Mimarlığının insan ile kurduğu ilişkiyi anlatması bakımından her örnek özgün ve değerli. Ancak sosyal konutun yaşamımızdaki yeri daha gündelik, akışkan ve sürekli bir gerçeklik olarak ağırlık kazanıyor.
Son derece geniş anlamlar içerebilen açık uçlu Serbest Mekan temasının mimarlık dünyasına bir bütün olarak katkılarının ne olacağını zaman içinde göreceğiz.
Serbest mekan kavramı ile alanları bölen, uyruk ve vatandaşlık tanımlarıyla erişimi kısıtlayan “sınır” kavramından daha güçlü çelişen bir imge yok.

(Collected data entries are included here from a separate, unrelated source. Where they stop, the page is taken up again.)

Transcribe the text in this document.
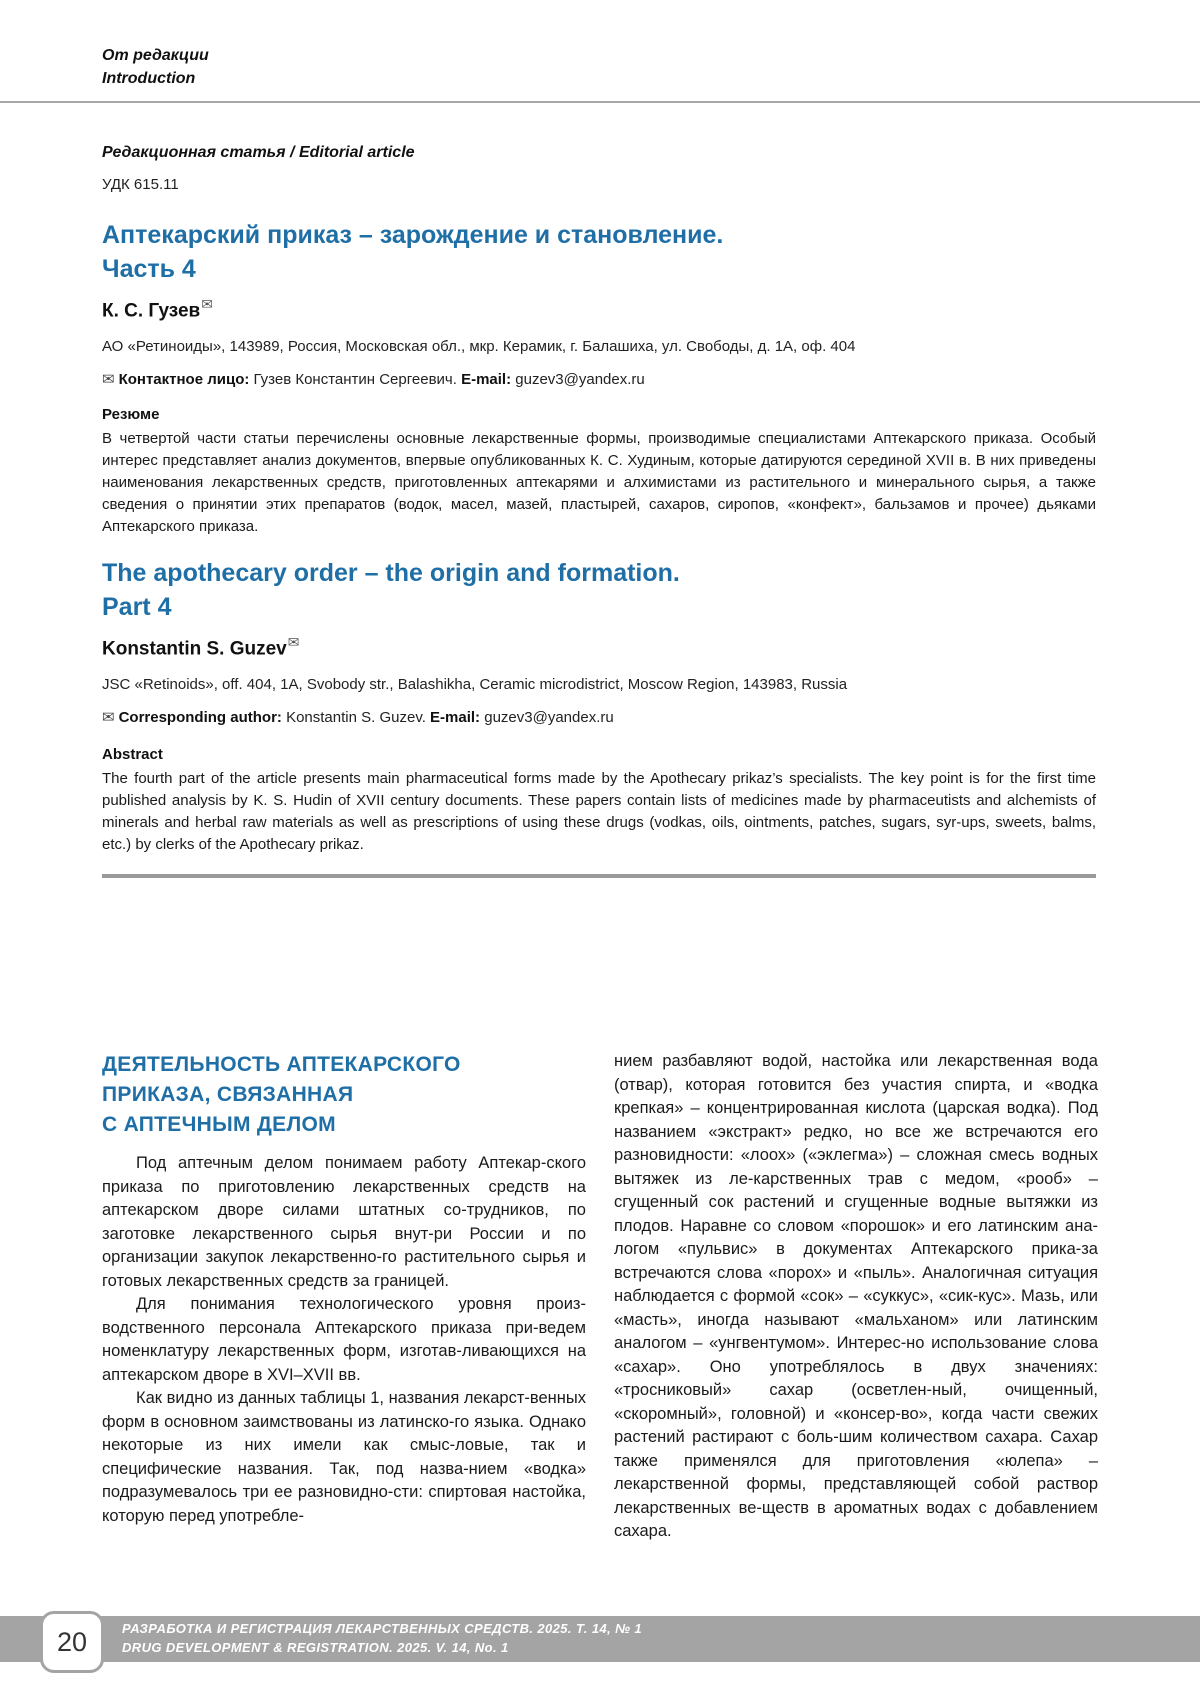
От редакции
Introduction
Редакционная статья / Editorial article
УДК 615.11
Аптекарский приказ – зарождение и становление.
Часть 4
К. С. Гузев✉
АО «Ретиноиды», 143989, Россия, Московская обл., мкр. Керамик, г. Балашиха, ул. Свободы, д. 1А, оф. 404
✉ Контактное лицо: Гузев Константин Сергеевич. E-mail: guzev3@yandex.ru
Резюме

В четвертой части статьи перечислены основные лекарственные формы, производимые специалистами Аптекарского приказа. Особый интерес представляет анализ документов, впервые опубликованных К. С. Худиным, которые датируются серединой XVII в. В них приведены наименования лекарственных средств, приготовленных аптекарями и алхимистами из растительного и минерального сырья, а также сведения о принятии этих препаратов (водок, масел, мазей, пластырей, сахаров, сиропов, «конфект», бальзамов и прочее) дьяками Аптекарского приказа.

The apothecary order – the origin and formation.
Part 4
Konstantin S. Guzev✉
JSC «Retinoids», off. 404, 1A, Svobody str., Balashikha, Ceramic microdistrict, Moscow Region, 143983, Russia
✉ Corresponding author: Konstantin S. Guzev. E-mail: guzev3@yandex.ru
Abstract

The fourth part of the article presents main pharmaceutical forms made by the Apothecary prikaz’s specialists. The key point is for the first time published analysis by K. S. Hudin of XVII century documents. These papers contain lists of medicines made by pharmaceutists and alchemists of minerals and herbal raw materials as well as prescriptions of using these drugs (vodkas, oils, ointments, patches, sugars, syr-ups, sweets, balms, etc.) by clerks of the Apothecary prikaz.

ДЕЯТЕЛЬНОСТЬ АПТЕКАРСКОГО
ПРИКАЗА, СВЯЗАННАЯ
С АПТЕЧНЫМ ДЕЛОМ

Под аптечным делом понимаем работу Аптекар-ского приказа по приготовлению лекарственных средств на аптекарском дворе силами штатных со-трудников, по заготовке лекарственного сырья внут-ри России и по организации закупок лекарственно-го растительного сырья и готовых лекарственных средств за границей.

Для понимания технологического уровня произ-водственного персонала Аптекарского приказа при-ведем номенклатуру лекарственных форм, изготав-ливающихся на аптекарском дворе в XVI–XVII вв.

Как видно из данных таблицы 1, названия лекарст-венных форм в основном заимствованы из латинско-го языка. Однако некоторые из них имели как смыс-ловые, так и специфические названия. Так, под назва-нием «водка» подразумевалось три ее разновидно-сти: спиртовая настойка, которую перед употребле-

нием разбавляют водой, настойка или лекарственная вода (отвар), которая готовится без участия спирта, и «водка крепкая» – концентрированная кислота (царская водка). Под названием «экстракт» редко, но все же встречаются его разновидности: «лоох» («эклегма») – сложная смесь водных вытяжек из ле-карственных трав с медом, «рооб» – сгущенный сок растений и сгущенные водные вытяжки из плодов. Наравне со словом «порошок» и его латинским ана-логом «пульвис» в документах Аптекарского прика-за встречаются слова «порох» и «пыль». Аналогичная ситуация наблюдается с формой «сок» – «суккус», «сик-кус». Мазь, или «масть», иногда называют «мальханом» или латинским аналогом – «унгвентумом». Интерес-но использование слова «сахар». Оно употреблялось в двух значениях: «тросниковый» сахар (осветлен-ный, очищенный, «скоромный», головной) и «консер-во», когда части свежих растений растирают с боль-шим количеством сахара. Сахар также применялся для приготовления «юлепа» – лекарственной формы, представляющей собой раствор лекарственных ве-ществ в ароматных водах с добавлением сахара.

РАЗРАБОТКА И РЕГИСТРАЦИЯ ЛЕКАРСТВЕННЫХ СРЕДСТВ. 2025. Т. 14, № 1
DRUG DEVELOPMENT & REGISTRATION. 2025. V. 14, No. 1
20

Ana sergiyi tek kelimeyle özetlemek gerekseydi sanırım bu kelime “bulanıklık” olurdu. Bulanıklığın esas kaynağı ise bienalin teması.

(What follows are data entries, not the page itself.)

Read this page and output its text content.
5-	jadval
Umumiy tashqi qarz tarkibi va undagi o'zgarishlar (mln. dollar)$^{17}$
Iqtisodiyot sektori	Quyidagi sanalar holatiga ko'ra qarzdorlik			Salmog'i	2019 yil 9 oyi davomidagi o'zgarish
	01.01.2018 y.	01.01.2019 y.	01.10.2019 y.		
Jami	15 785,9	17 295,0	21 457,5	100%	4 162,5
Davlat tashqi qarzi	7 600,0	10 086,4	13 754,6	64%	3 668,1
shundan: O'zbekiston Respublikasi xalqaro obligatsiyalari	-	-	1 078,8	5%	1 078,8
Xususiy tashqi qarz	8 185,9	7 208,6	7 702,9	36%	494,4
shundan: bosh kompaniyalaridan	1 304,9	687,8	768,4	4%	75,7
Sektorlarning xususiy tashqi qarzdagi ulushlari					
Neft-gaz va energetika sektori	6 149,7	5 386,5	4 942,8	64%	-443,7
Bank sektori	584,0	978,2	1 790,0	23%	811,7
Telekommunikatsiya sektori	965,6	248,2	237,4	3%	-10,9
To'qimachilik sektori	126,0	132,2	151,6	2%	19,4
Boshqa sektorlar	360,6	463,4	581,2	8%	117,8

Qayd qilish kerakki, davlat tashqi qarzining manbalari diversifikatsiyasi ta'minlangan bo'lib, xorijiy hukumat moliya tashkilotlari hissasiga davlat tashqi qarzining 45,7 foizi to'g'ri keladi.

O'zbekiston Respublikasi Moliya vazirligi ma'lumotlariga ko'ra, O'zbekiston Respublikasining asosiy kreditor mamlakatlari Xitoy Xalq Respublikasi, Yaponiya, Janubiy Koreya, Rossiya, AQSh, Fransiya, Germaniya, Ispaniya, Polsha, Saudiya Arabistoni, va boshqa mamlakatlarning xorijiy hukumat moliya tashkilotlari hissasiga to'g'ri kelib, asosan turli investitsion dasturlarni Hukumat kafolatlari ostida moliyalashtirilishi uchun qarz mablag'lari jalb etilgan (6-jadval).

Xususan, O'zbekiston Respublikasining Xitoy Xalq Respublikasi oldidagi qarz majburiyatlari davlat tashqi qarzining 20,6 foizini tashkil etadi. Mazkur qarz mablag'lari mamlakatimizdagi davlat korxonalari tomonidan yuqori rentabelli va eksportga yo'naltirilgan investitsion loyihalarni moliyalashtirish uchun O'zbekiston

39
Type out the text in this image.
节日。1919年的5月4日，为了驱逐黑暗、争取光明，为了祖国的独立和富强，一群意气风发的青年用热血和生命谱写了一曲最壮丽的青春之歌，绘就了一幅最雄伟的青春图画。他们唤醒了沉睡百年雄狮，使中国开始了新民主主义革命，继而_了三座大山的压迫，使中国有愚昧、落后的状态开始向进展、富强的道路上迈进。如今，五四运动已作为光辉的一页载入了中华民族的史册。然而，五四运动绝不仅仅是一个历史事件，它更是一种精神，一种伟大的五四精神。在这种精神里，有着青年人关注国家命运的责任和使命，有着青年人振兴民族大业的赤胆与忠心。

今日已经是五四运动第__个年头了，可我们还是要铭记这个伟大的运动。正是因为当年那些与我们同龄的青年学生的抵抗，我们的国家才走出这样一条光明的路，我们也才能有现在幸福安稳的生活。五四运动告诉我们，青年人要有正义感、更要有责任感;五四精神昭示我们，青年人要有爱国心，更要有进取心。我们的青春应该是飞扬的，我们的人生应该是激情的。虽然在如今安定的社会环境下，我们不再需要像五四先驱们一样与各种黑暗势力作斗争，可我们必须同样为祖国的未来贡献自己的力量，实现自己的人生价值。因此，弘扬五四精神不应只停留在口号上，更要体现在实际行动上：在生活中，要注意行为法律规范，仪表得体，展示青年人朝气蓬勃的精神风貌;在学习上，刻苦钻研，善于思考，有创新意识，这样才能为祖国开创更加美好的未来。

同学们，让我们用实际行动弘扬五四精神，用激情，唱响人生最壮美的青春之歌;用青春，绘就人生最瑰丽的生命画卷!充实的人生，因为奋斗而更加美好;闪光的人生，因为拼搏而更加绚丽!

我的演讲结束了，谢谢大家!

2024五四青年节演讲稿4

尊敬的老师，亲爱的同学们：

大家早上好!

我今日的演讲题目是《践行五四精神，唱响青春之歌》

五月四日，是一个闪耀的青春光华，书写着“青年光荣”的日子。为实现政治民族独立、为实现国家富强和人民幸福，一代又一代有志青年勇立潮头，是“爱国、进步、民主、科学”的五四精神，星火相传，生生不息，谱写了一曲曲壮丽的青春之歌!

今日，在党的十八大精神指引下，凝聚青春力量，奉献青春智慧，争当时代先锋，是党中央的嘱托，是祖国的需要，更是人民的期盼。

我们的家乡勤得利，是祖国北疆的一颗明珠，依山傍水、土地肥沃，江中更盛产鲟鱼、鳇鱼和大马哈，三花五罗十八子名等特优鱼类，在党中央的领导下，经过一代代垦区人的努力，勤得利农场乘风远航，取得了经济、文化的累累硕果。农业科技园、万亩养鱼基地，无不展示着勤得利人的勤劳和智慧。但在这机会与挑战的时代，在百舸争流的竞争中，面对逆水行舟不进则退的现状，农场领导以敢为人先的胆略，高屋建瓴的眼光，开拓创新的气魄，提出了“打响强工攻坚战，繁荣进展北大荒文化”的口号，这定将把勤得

Bir önceki mimarlık bienali, mimarlığın toplumsal yönlerine odaklanıyordu ve hatta eylem ve etkileşim alanının sınırlarını genişletiyor, keşif yapacak ve denenecek yeni alanlar sunuyordu. Bu yılki versiyon, mimarlar olarak dünyayı daha iyi yapmada çok uğraşıp da başarısız olmuşuz, bu nedenle de bir tür umutsuzlukla yeniden disiplini kendi alanı içine kapatmalıyız hissini veriyor.
Bugünün iletişim araçlarının anlıklığı yüzünden, bienallerin mimarlık alanındaki son trendlerin duyulduğu yer olması fikri çoktan tarih oldu.
16. Venedik Mimarlık Bienali, baştan sona kürate edilmiş bir etkinlik gibi değil; daha ziyade “serbest” kelimesi telaffuz edilir edilmez içerik engin, sonsuz bir yorumlama alanına yayılmış gibi görünüyor.